Existe uma cena em “Marca Humana” de Philip Roth que me parece muito elucidativa. Uma mulher, que foi muito vilipendiada, dança nua ao som de “The Man I Love” - depois de aplicar um boquete no capricho. Ela dança para um homem velho, generoso, inteligente, bom de cama. Eles estão aproveitando o último balde de vida, segundo o narrador.

Eu que sou filha de um homem melancólico (que morreu aos 68 anos) e de uma mulher de extraordinária força de vida que resistiu até os 86 a adversidades variadas, pergunto às mães de hoje: adianta fazer a mãe pura, quase virgem, para os filhos? Adianta fazer a mãe que sofre na mão dos algozes e arrasta correntes para o resto dos dias? A vítima com razão, a quem os filhos se sentem obrigados a render pletesia com direito a gastar fortunas no divã falando mal da própria?

Isso vale para os pais também. Os homens perderam completamente a vergonha de agirem como “mulherzinha”. Muitos acham que isso é feminismo e ficam se lamuriando ou esbravejando, depende da vocação, de todas as injustiças que as mulheres, o mundo, as mães cometeram contra eles.

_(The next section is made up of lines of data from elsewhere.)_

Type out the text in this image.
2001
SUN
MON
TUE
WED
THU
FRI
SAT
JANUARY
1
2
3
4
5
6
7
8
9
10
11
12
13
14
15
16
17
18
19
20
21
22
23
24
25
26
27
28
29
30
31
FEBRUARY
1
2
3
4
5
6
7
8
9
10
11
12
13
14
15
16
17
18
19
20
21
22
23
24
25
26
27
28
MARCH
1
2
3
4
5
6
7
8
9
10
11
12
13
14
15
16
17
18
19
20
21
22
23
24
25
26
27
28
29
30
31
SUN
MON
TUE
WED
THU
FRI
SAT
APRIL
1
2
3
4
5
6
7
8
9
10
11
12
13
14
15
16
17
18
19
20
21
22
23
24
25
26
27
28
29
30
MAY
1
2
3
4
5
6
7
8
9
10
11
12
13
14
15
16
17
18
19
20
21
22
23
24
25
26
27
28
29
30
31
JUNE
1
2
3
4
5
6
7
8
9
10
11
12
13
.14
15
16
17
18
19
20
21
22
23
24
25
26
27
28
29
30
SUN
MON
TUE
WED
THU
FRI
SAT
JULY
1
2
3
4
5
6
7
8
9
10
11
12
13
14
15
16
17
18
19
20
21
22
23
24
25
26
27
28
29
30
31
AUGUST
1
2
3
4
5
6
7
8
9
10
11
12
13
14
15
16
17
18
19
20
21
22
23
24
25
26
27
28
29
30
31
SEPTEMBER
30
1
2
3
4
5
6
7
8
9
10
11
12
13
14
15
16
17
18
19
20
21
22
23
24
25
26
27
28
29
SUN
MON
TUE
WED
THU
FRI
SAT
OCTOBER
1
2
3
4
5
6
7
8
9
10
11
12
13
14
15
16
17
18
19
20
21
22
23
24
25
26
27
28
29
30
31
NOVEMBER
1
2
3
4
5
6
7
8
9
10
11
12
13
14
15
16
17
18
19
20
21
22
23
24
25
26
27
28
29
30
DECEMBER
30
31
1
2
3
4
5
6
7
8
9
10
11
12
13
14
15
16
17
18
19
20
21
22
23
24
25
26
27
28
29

Isto é perigoso pra caramba, no meu entender. Porque as filhas e os filhos crescem sem parâmetro. Pensam que a mãe foi santa e o pai um coitado. Ou vice-versa. Como os filhos lidarão com os perigos da vida ainda mais que, nos dias de hoje, as famílias são CNPJs e não CPFs?

Minha mãe me tratou a vida todo como um ser humano pensante. E sou grata por isso. Foi imperfeita, me irritou todos os dias da minha existência com as estripulias dela, mas não foi hipócrita. Se eu me deixei engrupir com seus equívocos foi por necessidade minha de buscar que ela (e meu pai) correspondessem aos modelitos dos pais das pessoas da minha idade. Como eles eram incapazes de deixar de serem eles mesmos, perdi muitos baldes de vida nessa busca idiota por algo que não existe. A família ideal.

Minha mãe falava sobre “coisas” comigo (Jane Austen by Emma Thompson). Minha mãe não bancava a “Dinorá, sublime c*” (Jorge Amado) comigo. Na véspera de fazer meu primeiro exame de DNA perguntei a D. Yolanda se existia algum risco de um de nós não sermos filhos de Nelson Rodrigues. Ela respondeu: Não se preocupe, Sonia, infelizmente, eu nunca trai seu pai.

Eu rio lembrando dessa frase. Para mim, esse grau de honestidade intelectual é tudo. “Infelizmente”, hahahahaha.

Do outro lado, onde está agora, quero que D. Yolanda saiba que agradeço por ter sido ela mesma comigo. Por ter me dado o melhor que ela conseguiu.

Obrigada, mãe, por tudo o que passamos juntas. De bom e de ruim. Me ajudou a ser a pessoa imperfeita, mas capaz de amar que sou hoje.